Stanley Kubrick’s A.I
A notorious perfectionist, Kubrick had always wanted to adapt writer Brian Aldiss’s short story Super-Toys Last All Summer Long, but felt the special effects industry wasn’t capable of pulling off his vision until late in his life. Falling into ill health, Kubrick passed the project onto Steven Spielberg, who filmed it after Kubrick’s death. It’s widely thought that Kubrick’s version would have been a lot darker than the fairytale Spielberg ultimately gave us.

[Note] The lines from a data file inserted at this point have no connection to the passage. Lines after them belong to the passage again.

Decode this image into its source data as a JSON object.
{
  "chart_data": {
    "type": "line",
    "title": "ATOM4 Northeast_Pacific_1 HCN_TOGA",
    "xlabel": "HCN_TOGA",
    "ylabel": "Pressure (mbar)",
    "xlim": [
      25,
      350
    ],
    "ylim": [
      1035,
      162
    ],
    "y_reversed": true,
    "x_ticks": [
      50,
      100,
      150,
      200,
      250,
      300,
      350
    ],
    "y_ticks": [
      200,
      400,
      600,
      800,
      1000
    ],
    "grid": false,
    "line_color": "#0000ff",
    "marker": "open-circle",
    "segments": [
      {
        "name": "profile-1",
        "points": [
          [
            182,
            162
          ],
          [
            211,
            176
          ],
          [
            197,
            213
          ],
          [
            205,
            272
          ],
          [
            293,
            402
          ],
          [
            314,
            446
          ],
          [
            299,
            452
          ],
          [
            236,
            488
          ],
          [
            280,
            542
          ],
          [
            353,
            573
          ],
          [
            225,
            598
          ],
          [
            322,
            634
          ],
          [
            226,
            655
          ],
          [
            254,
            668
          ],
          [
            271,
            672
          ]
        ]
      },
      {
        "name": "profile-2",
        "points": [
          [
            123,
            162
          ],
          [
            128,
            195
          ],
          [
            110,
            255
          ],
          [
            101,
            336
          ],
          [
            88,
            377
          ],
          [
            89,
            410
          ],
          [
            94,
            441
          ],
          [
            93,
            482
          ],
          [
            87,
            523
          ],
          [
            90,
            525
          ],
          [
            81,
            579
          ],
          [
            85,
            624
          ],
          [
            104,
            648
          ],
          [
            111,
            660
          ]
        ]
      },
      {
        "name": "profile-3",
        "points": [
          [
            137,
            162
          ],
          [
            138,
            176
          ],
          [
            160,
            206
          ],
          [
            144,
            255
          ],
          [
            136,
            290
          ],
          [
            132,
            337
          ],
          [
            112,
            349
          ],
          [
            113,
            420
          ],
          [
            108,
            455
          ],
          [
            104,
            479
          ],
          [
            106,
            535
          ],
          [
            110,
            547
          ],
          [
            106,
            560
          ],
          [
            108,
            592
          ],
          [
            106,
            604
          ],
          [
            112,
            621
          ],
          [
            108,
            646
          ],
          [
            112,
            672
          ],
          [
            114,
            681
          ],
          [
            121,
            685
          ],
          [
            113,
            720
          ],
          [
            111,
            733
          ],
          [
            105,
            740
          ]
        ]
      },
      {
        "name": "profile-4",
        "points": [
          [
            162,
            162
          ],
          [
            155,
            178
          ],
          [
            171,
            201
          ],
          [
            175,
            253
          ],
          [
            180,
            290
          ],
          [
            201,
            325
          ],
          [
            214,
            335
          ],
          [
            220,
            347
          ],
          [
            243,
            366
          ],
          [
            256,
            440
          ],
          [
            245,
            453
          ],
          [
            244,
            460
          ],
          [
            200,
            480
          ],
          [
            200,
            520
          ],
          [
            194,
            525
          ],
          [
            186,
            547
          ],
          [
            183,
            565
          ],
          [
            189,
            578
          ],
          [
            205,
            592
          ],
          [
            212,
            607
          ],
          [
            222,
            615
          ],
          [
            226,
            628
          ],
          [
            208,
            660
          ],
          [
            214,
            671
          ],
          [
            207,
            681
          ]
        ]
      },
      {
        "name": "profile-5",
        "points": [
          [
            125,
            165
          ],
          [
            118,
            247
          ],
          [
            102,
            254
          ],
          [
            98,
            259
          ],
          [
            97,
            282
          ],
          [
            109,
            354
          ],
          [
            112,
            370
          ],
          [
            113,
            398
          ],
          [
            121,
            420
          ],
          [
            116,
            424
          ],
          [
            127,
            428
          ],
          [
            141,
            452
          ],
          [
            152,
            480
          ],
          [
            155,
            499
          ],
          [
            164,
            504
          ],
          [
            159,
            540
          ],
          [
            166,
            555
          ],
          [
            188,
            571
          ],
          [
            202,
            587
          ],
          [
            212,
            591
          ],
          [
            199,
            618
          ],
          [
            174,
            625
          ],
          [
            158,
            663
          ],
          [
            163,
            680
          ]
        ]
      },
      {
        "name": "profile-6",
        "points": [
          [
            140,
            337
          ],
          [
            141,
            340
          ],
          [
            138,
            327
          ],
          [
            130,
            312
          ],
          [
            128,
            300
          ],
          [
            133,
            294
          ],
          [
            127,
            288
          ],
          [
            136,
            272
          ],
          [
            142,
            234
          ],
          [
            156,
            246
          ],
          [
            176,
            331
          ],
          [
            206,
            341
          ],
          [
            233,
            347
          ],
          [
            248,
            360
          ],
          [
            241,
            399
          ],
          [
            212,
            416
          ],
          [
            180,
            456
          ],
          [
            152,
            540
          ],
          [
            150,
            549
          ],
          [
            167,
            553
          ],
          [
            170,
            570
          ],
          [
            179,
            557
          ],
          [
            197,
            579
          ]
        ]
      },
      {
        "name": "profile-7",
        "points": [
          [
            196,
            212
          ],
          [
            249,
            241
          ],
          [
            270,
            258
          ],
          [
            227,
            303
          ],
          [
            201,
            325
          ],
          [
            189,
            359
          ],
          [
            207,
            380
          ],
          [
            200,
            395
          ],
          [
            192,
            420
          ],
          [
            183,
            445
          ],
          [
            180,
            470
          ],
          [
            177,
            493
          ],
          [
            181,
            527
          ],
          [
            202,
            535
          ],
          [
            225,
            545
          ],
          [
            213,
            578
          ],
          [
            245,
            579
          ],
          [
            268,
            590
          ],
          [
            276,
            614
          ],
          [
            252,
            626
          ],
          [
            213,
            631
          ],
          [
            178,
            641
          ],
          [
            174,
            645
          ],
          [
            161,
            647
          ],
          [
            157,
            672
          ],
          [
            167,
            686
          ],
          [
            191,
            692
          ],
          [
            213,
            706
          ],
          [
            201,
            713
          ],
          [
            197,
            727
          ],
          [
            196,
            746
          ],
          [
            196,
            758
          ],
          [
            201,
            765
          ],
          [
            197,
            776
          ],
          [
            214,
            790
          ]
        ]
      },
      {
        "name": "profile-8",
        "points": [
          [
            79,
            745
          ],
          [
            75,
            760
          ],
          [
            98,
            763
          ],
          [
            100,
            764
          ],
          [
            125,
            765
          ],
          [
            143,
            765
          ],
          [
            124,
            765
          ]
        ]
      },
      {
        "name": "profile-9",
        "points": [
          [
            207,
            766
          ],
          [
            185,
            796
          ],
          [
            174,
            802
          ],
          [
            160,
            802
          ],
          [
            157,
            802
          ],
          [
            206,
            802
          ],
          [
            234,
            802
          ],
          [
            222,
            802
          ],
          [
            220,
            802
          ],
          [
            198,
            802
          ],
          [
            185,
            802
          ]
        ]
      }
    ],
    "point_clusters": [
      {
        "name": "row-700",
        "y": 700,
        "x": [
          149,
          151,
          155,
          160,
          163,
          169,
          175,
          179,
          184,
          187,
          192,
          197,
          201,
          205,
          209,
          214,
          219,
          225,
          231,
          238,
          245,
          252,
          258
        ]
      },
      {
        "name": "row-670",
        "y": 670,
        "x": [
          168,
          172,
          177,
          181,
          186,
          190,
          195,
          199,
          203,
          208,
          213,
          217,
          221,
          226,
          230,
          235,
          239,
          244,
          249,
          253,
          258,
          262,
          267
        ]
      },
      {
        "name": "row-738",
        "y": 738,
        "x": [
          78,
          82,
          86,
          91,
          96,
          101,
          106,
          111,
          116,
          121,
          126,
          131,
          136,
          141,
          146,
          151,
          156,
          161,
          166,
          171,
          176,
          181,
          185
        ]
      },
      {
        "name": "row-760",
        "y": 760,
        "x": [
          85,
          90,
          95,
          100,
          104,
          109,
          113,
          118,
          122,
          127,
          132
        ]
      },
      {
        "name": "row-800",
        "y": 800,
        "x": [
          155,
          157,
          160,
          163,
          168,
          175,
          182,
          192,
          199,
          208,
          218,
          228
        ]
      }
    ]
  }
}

Martin Scorsese’s Schindler’s List
When Steven Spielberg purchased the rights to Thomas Kenealy’s book in the mid-80s, he felt he wasn’t quite mature enough to bring it to the screen himself. After Sydney Pollack and Roman Polanski turned down Spielberg’s offer to direct, Martin Scorsese reluctantly agreed to take on the project, feeling it more befitting of a Jewish director like Spielberg. Eventually Spielberg came around and took it back off the Italian-American auteur.
Federico Fellini’s Flash Gordon
Italian producer Dino De Laurentiis tried his best to convince his fellow countryman Fellini to helm the sci-fi epic, but the latter declined. Fellini had previous experience with the material, having written a series of Italian Flash Gordon comics before becoming an acclaimed film-maker, and is referenced in the final film, with a character named after the director.
Steven Spielberg’s Rain Man
Spielberg spent five months working on the initial script of the Oscar winning drama but left to direct Indiana Jones and the Last Crusade instead. His replacement, Barry Levinson, was awarded Best Director at the 1989 Academy Awards, an accolade Spielberg would have to wait another five years to acquire with Schindler’s List.
Alejandro Jodorowsky’s Dune
As detailed in a recent acclaimed documentary, the Chilean art house director spent several years in the 70s attempting to bring Frank Herbert’s space opera to the screen. Jodorowsky envisioned a cast featuring the likes of Orson Welles and Salvador Dali, and even talked Pink Floyd into recording the film’s soundtrack. Ultimately, Hollywood decided against funding what would have been a costly project, but a director with a similar art house reputation, David Lynch, would give us his version of the tale in 1984.
Edgar Wright’s Ant-Man
Having amassed a cult following with his ‘Cornetto’ trilogy (Shaun of the Dead, Hot Fuzz, The World’s End), British film-maker Wright set to work on adapting the Marvel comic. Earlier this year, however, Wright left the project under mysterious circumstances, eventually replaced by Bring It On director Peyton Reed. How much of Wright’s vision will make it to the screen remains to be seen when the movie hits theaters next year.
James Cameron’s Spiderman
The Titanic director kicked around the idea of bringing the web-slinger to screens back in the early 90s. Leaked materials suggest a much more adult version than the Sam Raimi trilogy or the recent Mark Webb reboots, with a planned sex scene between Peter Parker and Mary Jane on the Brooklyn Bridge!
Tim Burton’s Superman
Before Bryan Singer’s Superman Returns and Zach Snyder’s Man of Steel, Tim Burton had attempted to give us his version, starring Nicolas Cage in the title role and with a script by Clerks’ director Kevin Smith. The movie was to be titled Superman Lives, but if you’ve seen the embarrassing images of Cage as a Man of Steel with a receding hairline, you’ll be glad it died.
Half of Hollywood’s John Carter
Now known as one of cinema’s great flops, John Carter had seen a host of notable names attached to direct, including John McTiernan, Robert Rodriguez and Jon Favreau. Ultimately, Andrew Stanton was the one left to take the hit when the movie tanked at the box office.